偶々上がった茶屋で新しい女ができたという桐野の噂を聞いた事。
空いた時間に観光で立寄った浅草で、本当に偶然桐野とさつきを見つけて定吉が声を掛けた事。

「ほんまは知ってましたんや」
「え?」
「桐野はんが戊辰の戦に出はった頃には、うちの娘とは終わっとった事」
「………」
「都におる時からこのお人はおなごにようもててな。噂も仰山聞いたけど、ほんまにようしてもらって、一番はうちの娘やと思うてましたんや」

さつきはマイナス感情の欠片もなく、村田の言葉に素直に頷いた。
そうだろう。ふたりきりで撮った写真をいまだに持っているくらいなのだから。
さと本人に会った事もないさつきですらそう感じたのだ。側で見ていた家族がそう感じない筈がない。
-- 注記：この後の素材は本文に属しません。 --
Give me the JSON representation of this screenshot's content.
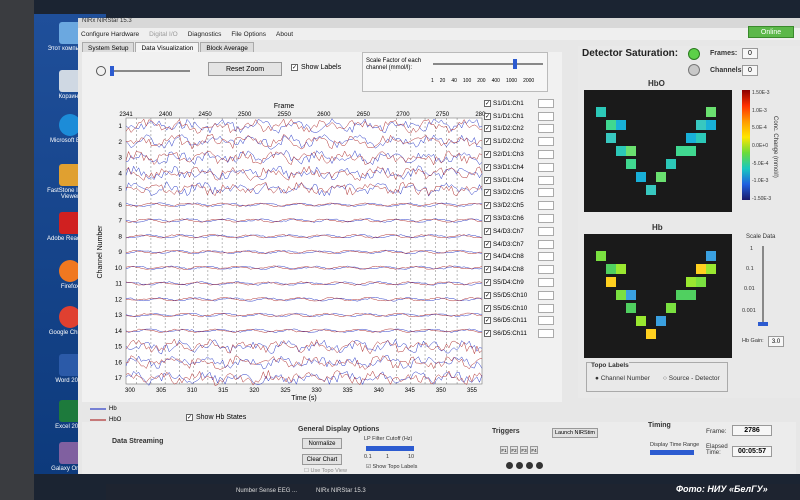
{
  "window": {
    "title": "NIRx NIRStar 15.3",
    "online_button": "Online"
  },
  "menu": [
    "Configure Hardware",
    "Digital I/O",
    "Diagnostics",
    "File Options",
    "About"
  ],
  "tabs": [
    "System Setup",
    "Data Visualization",
    "Block Average"
  ],
  "toolbar": {
    "reset_zoom": "Reset Zoom",
    "show_labels": "Show Labels",
    "scale_label": "Scale Factor of each channel (mmol/l):",
    "scale_ticks": [
      "1",
      "20",
      "40",
      "100",
      "200",
      "400",
      "1000",
      "2000"
    ]
  },
  "plot": {
    "top_label": "Frame",
    "frame_ticks": [
      "2341",
      "2400",
      "2450",
      "2500",
      "2550",
      "2600",
      "2650",
      "2700",
      "2750",
      "2809"
    ],
    "x_label": "Time (s)",
    "x_ticks": [
      "300",
      "305",
      "310",
      "315",
      "320",
      "325",
      "330",
      "335",
      "340",
      "345",
      "350",
      "355"
    ],
    "y_label": "Channel Number",
    "y_ticks": [
      "1",
      "2",
      "3",
      "4",
      "5",
      "6",
      "7",
      "8",
      "9",
      "10",
      "11",
      "12",
      "13",
      "14",
      "15",
      "16",
      "17"
    ]
  },
  "channels": [
    "S1/D1:Ch1",
    "S1/D1:Ch1",
    "S1/D2:Ch2",
    "S1/D2:Ch2",
    "S2/D1:Ch3",
    "S3/D1:Ch4",
    "S3/D1:Ch4",
    "S3/D2:Ch5",
    "S3/D2:Ch5",
    "S3/D3:Ch6",
    "S4/D3:Ch7",
    "S4/D3:Ch7",
    "S4/D4:Ch8",
    "S4/D4:Ch8",
    "S5/D4:Ch9",
    "S5/D5:Ch10",
    "S5/D5:Ch10",
    "S6/D5:Ch11",
    "S6/D5:Ch11"
  ],
  "legend": {
    "hb": "Hb",
    "hbo": "HbO",
    "show_hb_states": "Show Hb States"
  },
  "detector": {
    "title": "Detector Saturation:",
    "frames_label": "Frames:",
    "frames_value": "0",
    "channels_label": "Channels:",
    "channels_value": "0",
    "map_hbo": "HbO",
    "map_hb": "Hb",
    "cbar_label": "Conc. Change (mmol/l)",
    "cbar_ticks": [
      "1.50E-3",
      "1.0E-3",
      "5.0E-4",
      "0.0E+0",
      "-5.0E-4",
      "-1.0E-3",
      "-1.50E-3"
    ],
    "scale_data": "Scale Data",
    "scale_ticks": [
      "1",
      "0.1",
      "0.01",
      "0.001"
    ],
    "hb_gain_label": "Hb Gain:",
    "hb_gain_value": "3.0"
  },
  "topo": {
    "title": "Topo Labels",
    "opt1": "Channel Number",
    "opt2": "Source - Detector"
  },
  "bottom": {
    "data_streaming": "Data Streaming",
    "general_title": "General Display Options",
    "normalize": "Normalize",
    "clear_chart": "Clear Chart",
    "use_topo_view": "Use Topo View",
    "lp_filter": "LP Filter Cutoff (Hz)",
    "lp_ticks": [
      "0.1",
      "1",
      "10"
    ],
    "show_topo_labels": "Show Topo Labels",
    "triggers": "Triggers",
    "launch": "Launch NIRStim",
    "trigger_buttons": [
      "F1",
      "F2",
      "F3",
      "F4"
    ],
    "timing": "Timing",
    "frame_label": "Frame:",
    "frame_value": "2786",
    "elapsed_label": "Elapsed Time:",
    "elapsed_value": "00:05:57",
    "display_range": "Display Time Range"
  },
  "desktop_icons": [
    "Этот компьютер",
    "Корзина",
    "Microsoft Edge",
    "FastStone Image Viewer",
    "Adobe Reader XI",
    "Firefox",
    "Google Chrome",
    "Word 2016",
    "Excel 2016",
    "Galaxy Online"
  ],
  "taskbar": {
    "item1": "Number Sense EEG ...",
    "item2": "NIRx NIRStar 15.3"
  },
  "credit": "Фото: НИУ «БелГУ»",
  "colors": {
    "hb_trace": "#2c3cc8",
    "hbo_trace": "#b03030",
    "online": "#5cb84a"
  }
}
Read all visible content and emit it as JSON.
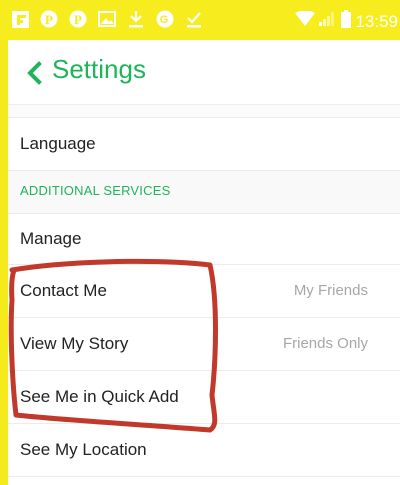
{
  "status_bar": {
    "time": "13:59",
    "icons": [
      "flipboard-icon",
      "pinterest-icon",
      "pinterest-icon",
      "image-icon",
      "download-icon",
      "google-plus-icon",
      "check-icon"
    ]
  },
  "header": {
    "title": "Settings",
    "accent_color": "#1fb45a"
  },
  "rows": {
    "language": {
      "label": "Language"
    },
    "section": {
      "label": "ADDITIONAL SERVICES"
    },
    "manage": {
      "label": "Manage"
    },
    "contact_me": {
      "label": "Contact Me",
      "value": "My Friends"
    },
    "view_my_story": {
      "label": "View My Story",
      "value": "Friends Only"
    },
    "see_me_quick_add": {
      "label": "See Me in Quick Add"
    },
    "see_my_location": {
      "label": "See My Location"
    }
  },
  "annotation": {
    "color": "#c0392b",
    "description_shape": "hand-drawn-loop"
  }
}
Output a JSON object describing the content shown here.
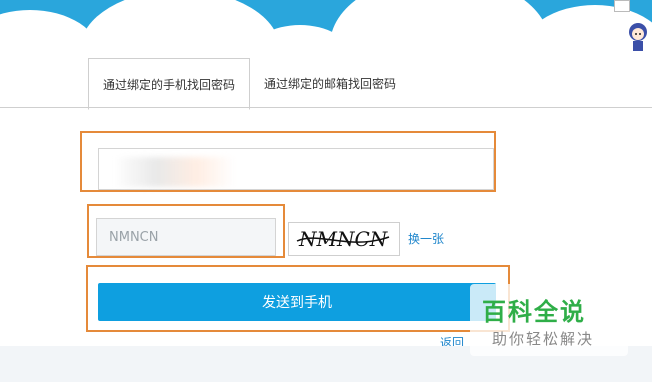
{
  "tabs": [
    {
      "label": "通过绑定的手机找回密码",
      "active": true
    },
    {
      "label": "通过绑定的邮箱找回密码",
      "active": false
    }
  ],
  "form": {
    "phone_value": "",
    "code_value": "NMNCN",
    "captcha_text": "NMNCN",
    "refresh_label": "换一张",
    "send_label": "发送到手机",
    "back_label": "返回"
  },
  "watermark": {
    "logo": "百科全说",
    "slogan": "助你轻松解决"
  },
  "colors": {
    "accent": "#0e9fe0",
    "link": "#1f86cc",
    "highlight": "#e58a3a",
    "header": "#2aa6dc"
  }
}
「桐野はんがおらんくなった時、うちのは『もうええ』と言うばかりで、どうして別れたか聞いても何も言わん。かといって他に誰か見つける訳でもなし、それが却って不憫でなぁ」
忘れかねている。
そうとしか思えなかったのだと。

「男女の事や。親が出る幕やないっちゅうんは分かっとるんやが」
どういう事か確かめたくても桐野がどこにいるか分からず、どうするかと頭を悩ませている内に桐野が東京に落ち着いたと知人から伝え聞いた。
とはいえ東京に向かうにも京都からでは時間がかかる。店もあるし、主人がそうそう留守にできるものでもない。
かといって手紙で聞けるような内容でもなく、明治も六年を過ぎてようやく上京できたのだと。
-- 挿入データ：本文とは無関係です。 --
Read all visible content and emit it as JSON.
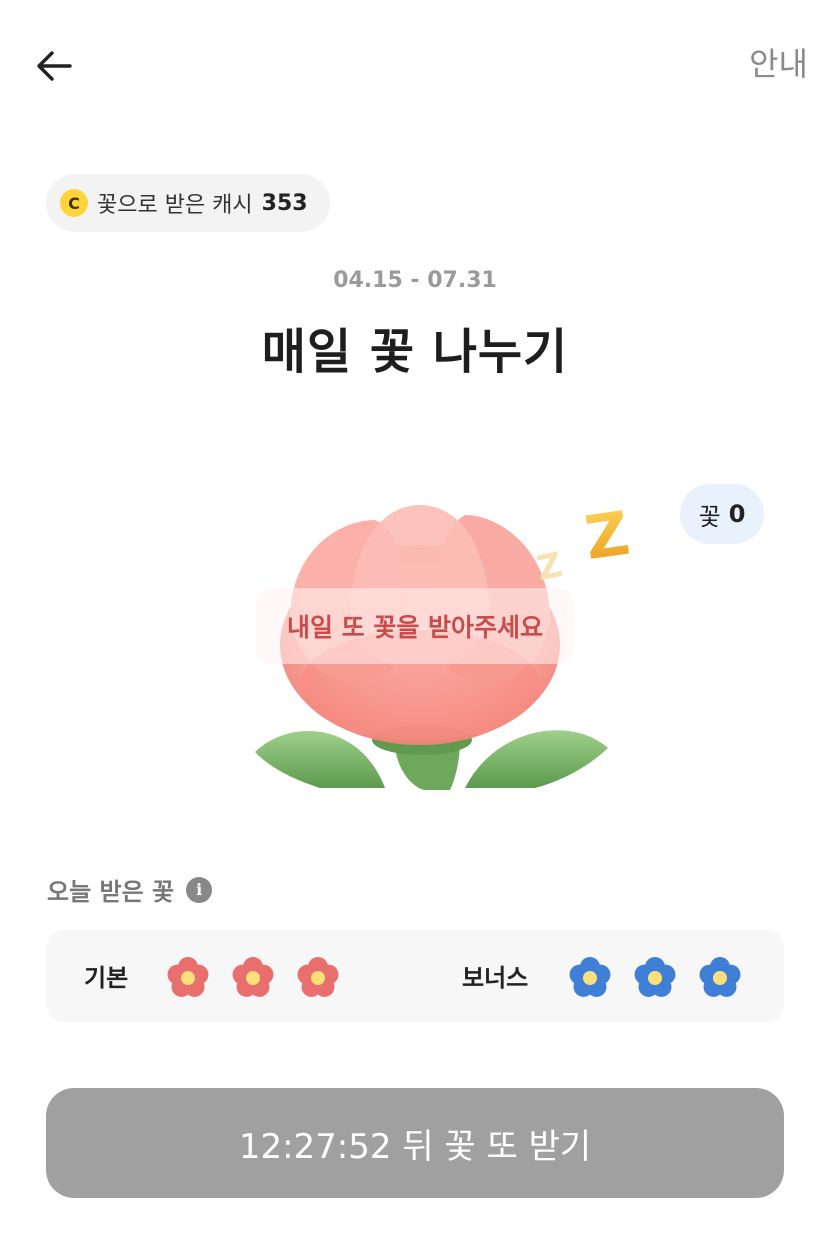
{
  "header": {
    "guide_label": "안내"
  },
  "cash": {
    "icon_letter": "C",
    "label": "꽃으로 받은 캐시",
    "amount": "353"
  },
  "event": {
    "period": "04.15 - 07.31",
    "title": "매일 꽃 나누기"
  },
  "illustration": {
    "flower_count_label": "꽃",
    "flower_count": "0",
    "message": "내일 또 꽃을 받아주세요",
    "sleep_letters": [
      "Z",
      "Z"
    ]
  },
  "today": {
    "label": "오늘 받은 꽃",
    "info_icon": "i",
    "basic_label": "기본",
    "basic_count": 3,
    "bonus_label": "보너스",
    "bonus_count": 3
  },
  "cta": {
    "label": "12:27:52 뒤 꽃 또 받기"
  },
  "colors": {
    "basic_flower": "#e96f6f",
    "bonus_flower": "#3f7fd6",
    "flower_center": "#fbe07a",
    "button_disabled": "#a0a0a0",
    "coin": "#ffd43b"
  }
}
「どうしても桐野はんに会うて直接話を聞きとうてな。その話次第では無理にでも娘をこっちに来させるつもりで」

やっぱり…
(ここに来たのは親戚の用事のついでじゃなくて、親戚の用事がついでだったんだ)
上京した目的は桐野との面会だったと言っているようなものだ。
さつきに謝りに来たというそれだって、本当はついでだろう。

「けど、少し来るんが遅かったみたいや」

しかし、その言葉にはっとして村田の顔を見ると、彼は真剣な顔でこちらを見つめている。
射抜かれそうな視線に顔を逸らしたくなったが、それは辛うじて我慢した。
奥歯を噛んで少し顎を引く。膝の上で握りこんだ手に自然と力が籠ったのをどう見たのか、目の前の男は微笑した。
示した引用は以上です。